Planning Commission estimates that the percentage of connected habitats varies from 30 percent in many states to above 90 percent in others. The report prepared by Working Group on Rural Roads (2011) notes that there is growing empirical evidence that links transport investment to the improved well-being of the poor and, therefore, the lack of roads hurts them directly. It is also a hindrance to rural marketing. Low transport connectivity leads to higher poverty levels.

This aspect of rural environment results in the following:

i. Bicycles are very popular because of short distances and bad roads.

ii. Where roads are better, the ownership of motor-vehicles increases.

iii. There will be a shift from non-motorized vehicles to motorized ones as road connectiv­ity increases. Rugged cars are preferred that can survive on bad roads.

iv. Distribution of goods has to be done through innovative ways as formal transport does not exist.

v. As bad roads cause damages to vehicles, there is a need to provide repair and after-sales service to vehicle owners in rural areas.

Problem # 4. Rural Communications:

Villages in India have suffered from the lack of connectivity for decades. Newspapers reach certain rural areas one or two days after their publication. Though rural issues are generally ignored by newspapers, the increase in circulation of local language newspapers shows that there is a slight uptake in rural readership. TV penetration in rural areas is around 45 percent, but is rising.

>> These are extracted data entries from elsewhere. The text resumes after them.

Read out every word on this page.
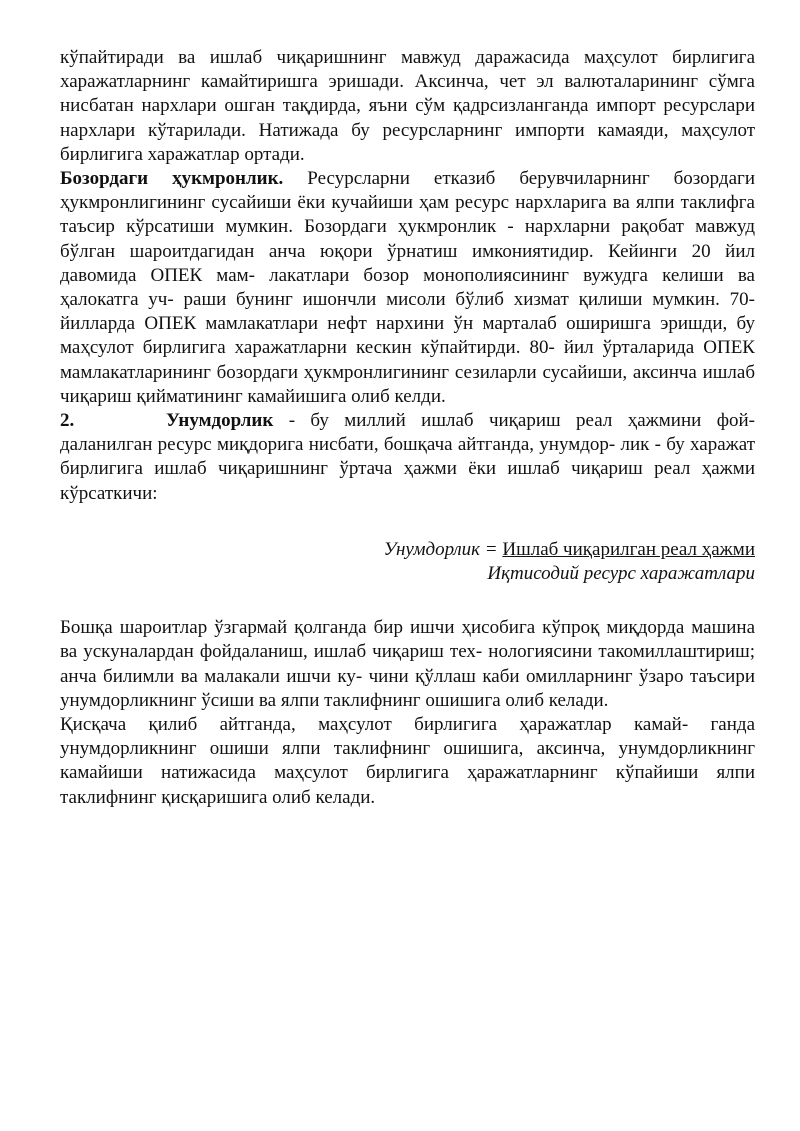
кўпайтиради ва ишлаб чиқаришнинг мавжуд даражасида маҳсулот бирлигига харажатларнинг камайтиришга эришади. Аксинча, чет эл валюталарининг сўмга нисбатан нархлари ошган тақдирда, яъни сўм қадрсизланганда импорт ресурслари нархлари кўтарилади. Натижада бу ресурсларнинг импорти камаяди, маҳсулот бирлигига харажатлар ортади.

Бозордаги ҳукмронлик. Ресурсларни етказиб берувчиларнинг бозордаги ҳукмронлигининг сусайиши ёки кучайиши ҳам ресурс нархларига ва ялпи таклифга таъсир кўрсатиши мумкин. Бозордаги ҳукмронлик - нархларни рақобат мавжуд бўлган шароитдагидан анча юқори ўрнатиш имкониятидир. Кейинги 20 йил давомида ОПЕК мам- лакатлари бозор монополиясининг вужудга келиши ва ҳалокатга уч- раши бунинг ишончли мисоли бўлиб хизмат қилиши мумкин. 70- йилларда ОПЕК мамлакатлари нефт нархини ўн марталаб оширишга эришди, бу маҳсулот бирлигига харажатларни кескин кўпайтирди. 80- йил ўрталарида ОПЕК мамлакатларининг бозордаги ҳукмронлигининг сезиларли сусайиши, аксинча ишлаб чиқариш қийматининг камайишига олиб келди.

2.	Унумдорлик - бу миллий ишлаб чиқариш реал ҳажмини фой- даланилган ресурс миқдорига нисбати, бошқача айтганда, унумдор- лик - бу харажат бирлигига ишлаб чиқаришнинг ўртача ҳажми ёки ишлаб чиқариш реал ҳажми кўрсаткичи:

Унумдорлик = Ишлаб чиқарилган реал ҳажми
Иқтисодий ресурс харажатлари

Бошқа шароитлар ўзгармай қолганда бир ишчи ҳисобига кўпроқ миқдорда машина ва ускуналардан фойдаланиш, ишлаб чиқариш тех- нологиясини такомиллаштириш; анча билимли ва малакали ишчи ку- чини қўллаш каби омилларнинг ўзаро таъсири унумдорликнинг ўсиши ва ялпи таклифнинг ошишига олиб келади.

Қисқача қилиб айтганда, маҳсулот бирлигига ҳаражатлар камай- ганда унумдорликнинг ошиши ялпи таклифнинг ошишига, аксинча, унумдорликнинг камайиши натижасида маҳсулот бирлигига ҳаражатларнинг кўпайиши ялпи таклифнинг қисқаришига олиб келади.
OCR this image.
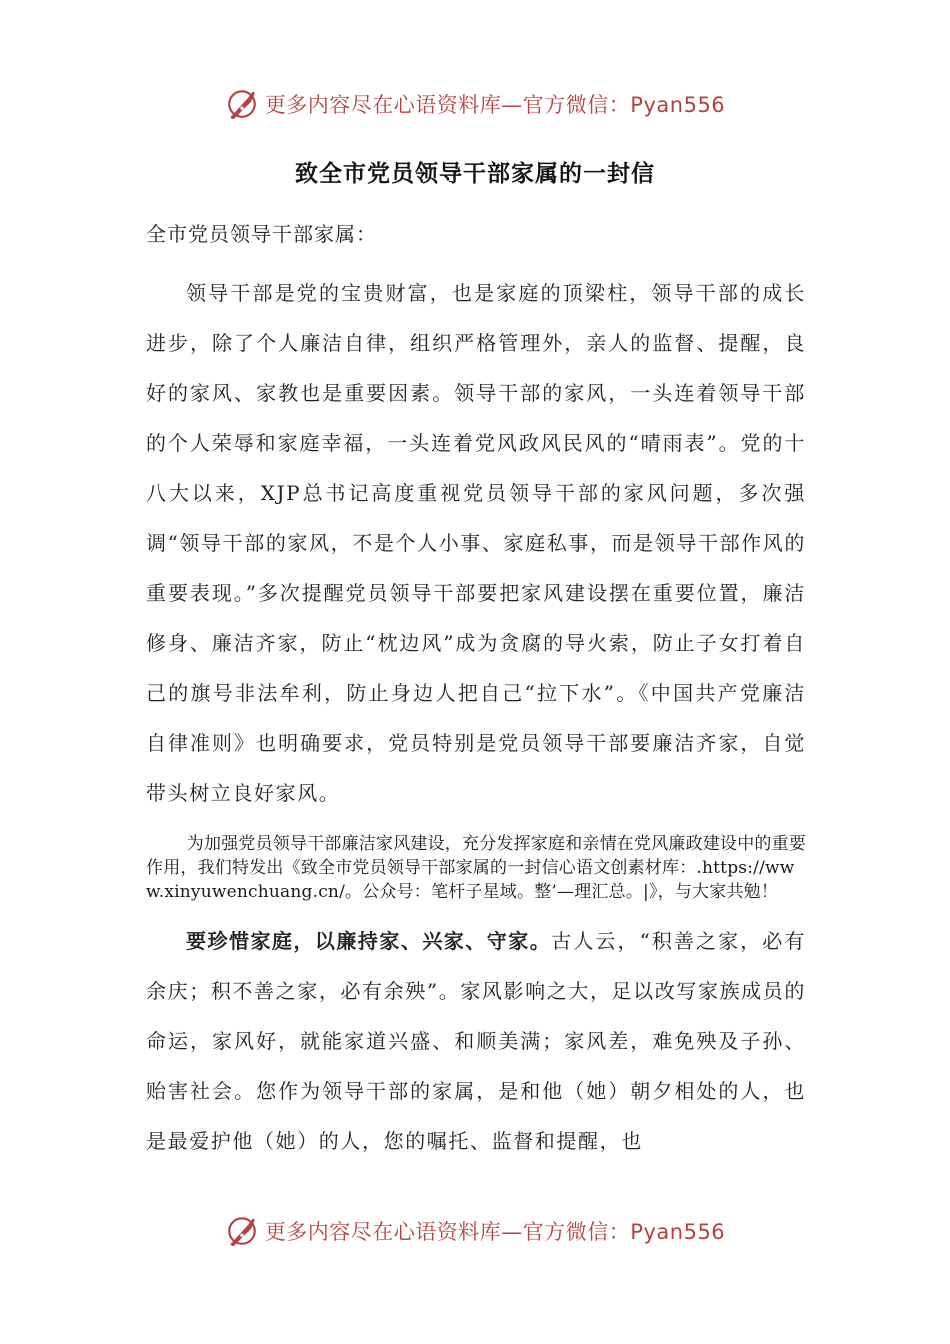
更多内容尽在心语资料库—官方微信：Pyan556
致全市党员领导干部家属的一封信

全市党员领导干部家属：

领导干部是党的宝贵财富，也是家庭的顶梁柱，领导干部的成长进步，除了个人廉洁自律，组织严格管理外，亲人的监督、提醒，良好的家风、家教也是重要因素。领导干部的家风，一头连着领导干部的个人荣辱和家庭幸福，一头连着党风政风民风的“晴雨表”。党的十八大以来，XJP总书记高度重视党员领导干部的家风问题，多次强调“领导干部的家风，不是个人小事、家庭私事，而是领导干部作风的重要表现。”多次提醒党员领导干部要把家风建设摆在重要位置，廉洁修身、廉洁齐家，防止“枕边风”成为贪腐的导火索，防止子女打着自己的旗号非法牟利，防止身边人把自己“拉下水”。《中国共产党廉洁自律准则》也明确要求，党员特别是党员领导干部要廉洁齐家，自觉带头树立良好家风。

为加强党员领导干部廉洁家风建设，充分发挥家庭和亲情在党风廉政建设中的重要作用，我们特发出《致全市党员领导干部家属的一封信心语文创素材库：.https://www.xinyuwenchuang.cn/。公众号：笔杆子星域。整’—理汇总。|》，与大家共勉！

要珍惜家庭，以廉持家、兴家、守家。古人云，“积善之家，必有余庆；积不善之家，必有余殃”。家风影响之大，足以改写家族成员的命运，家风好，就能家道兴盛、和顺美满；家风差，难免殃及子孙、贻害社会。您作为领导干部的家属，是和他（她）朝夕相处的人，也是最爱护他（她）的人，您的嘱托、监督和提醒，也

更多内容尽在心语资料库—官方微信：Pyan556
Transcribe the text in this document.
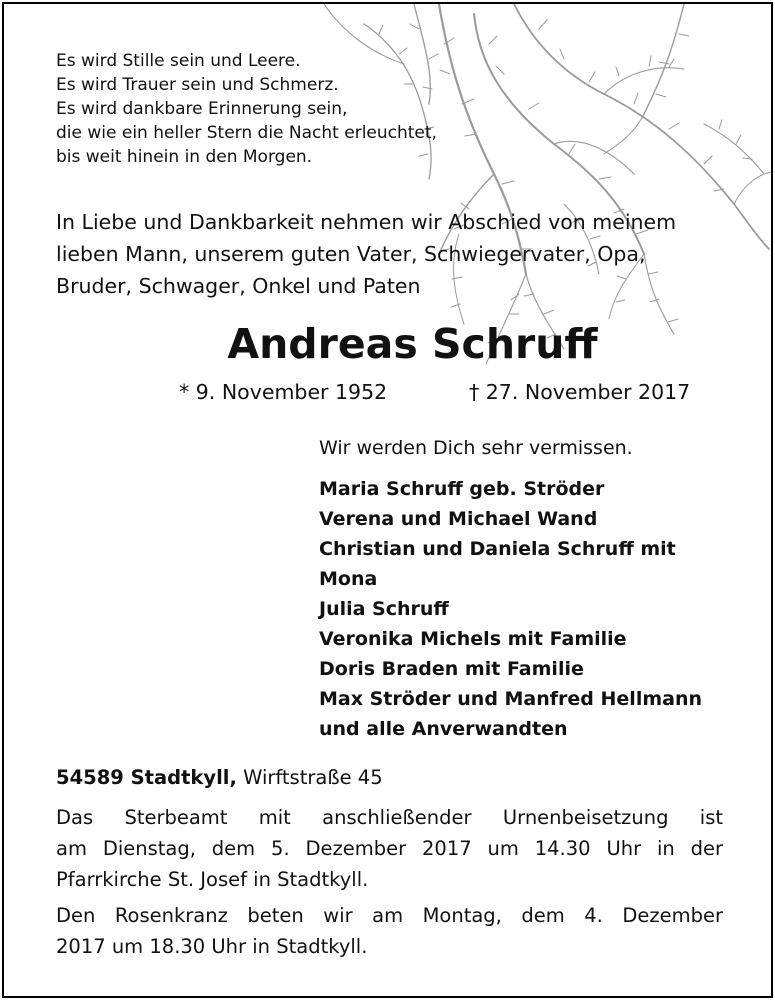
Es wird Stille sein und Leere.
Es wird Trauer sein und Schmerz.
Es wird dankbare Erinnerung sein,
die wie ein heller Stern die Nacht erleuchtet,
bis weit hinein in den Morgen.
In Liebe und Dankbarkeit nehmen wir Abschied von meinem
lieben Mann, unserem guten Vater, Schwiegervater, Opa,
Bruder, Schwager, Onkel und Paten
Andreas Schruff
* 9. November 1952	† 27. November 2017
Wir werden Dich sehr vermissen.
Maria Schruff geb. Ströder
Verena und Michael Wand
Christian und Daniela Schruff mit
Mona
Julia Schruff
Veronika Michels mit Familie
Doris Braden mit Familie
Max Ströder und Manfred Hellmann
und alle Anverwandten
54589 Stadtkyll, Wirftstraße 45

Das Sterbeamt mit anschließender Urnenbeisetzung ist
am Dienstag, dem 5. Dezember 2017 um 14.30 Uhr in der
Pfarrkirche St. Josef in Stadtkyll.

Den Rosenkranz beten wir am Montag, dem 4. Dezember
2017 um 18.30 Uhr in Stadtkyll.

The real communication revolution in villages is being brought about by mobile phones. Landline telephones, which were earlier the monopoly of the government, were a rarity in vil­lages. With the privatization of the sector, rural telephony has increased, especially with mobile phones. Table 3.2 shows the Telecom Regulatory Authority of India (TRAI) figures up to 28th February 2015.

The table shows the stark differences in the levels of telecom penetration in urban and rural areas. The urban tele-density was 149.25 while rural tele-density was just 47.16, showing the unbalanced growth in telecoms in India since independence. But now things seem to be improving; the monthly rural growth rate of 1.11 percent is nearly double that of 0.69 percent in urban areas.

This shows a growth opportunity for companies in rural markets, such as:

i. Increased growth of phones in rural areas means that consumers can interact with companies.

ii. As smartphones become cheaper and easily available, rural consumers can be reached by companies and get an exposure to products and advertising messages.

iii. Apps for rural markets, such as for micro-payments, make it easier for people to transact.

iv. Apps help rural people in accessing markets, thereby leading to increase in incomes, which, in turn, will spur consumption demand.

The lack of infrastructure shows that rural markets remain deprived and isolated. This is one of the reasons why they remain bound together by tradition and culture. Even Internet accessibility is a problem in many areas. Data cards do not work well. In many areas, even to load Gmail basic HTML version, it takes more than two minutes. Many areas do not get a signal at all. It is no wonder that despite advances in education and communications, the society remains deeply traditional. An understanding of the rural consumer, thus, requires an understanding of the rural society.

Problem # 5. Water Availability:

Securing even the minimum amount of water for everyday needs is a daily struggle for many people in rural India. Public water supply is usually missing, so rural households depend on groundwater for 85 percent of their needs. Women spend hours, or even the entire day, just fetching water for their families, according to a report by the National Commission for Women (2005).

In other regions, water quality has deteriorated due to groundwater pollution, leading to rampant spread of water-borne diseases such as cholera, diarrhoea and typhoid. In some parts of the country, fluoride and arsenic are the other major pollutants. According to the Central Groundwater Board, the two pollutants together affect nearly 80 million people.

It is estimated that India loses 2-4 percent of its GDP every year because of unclean water.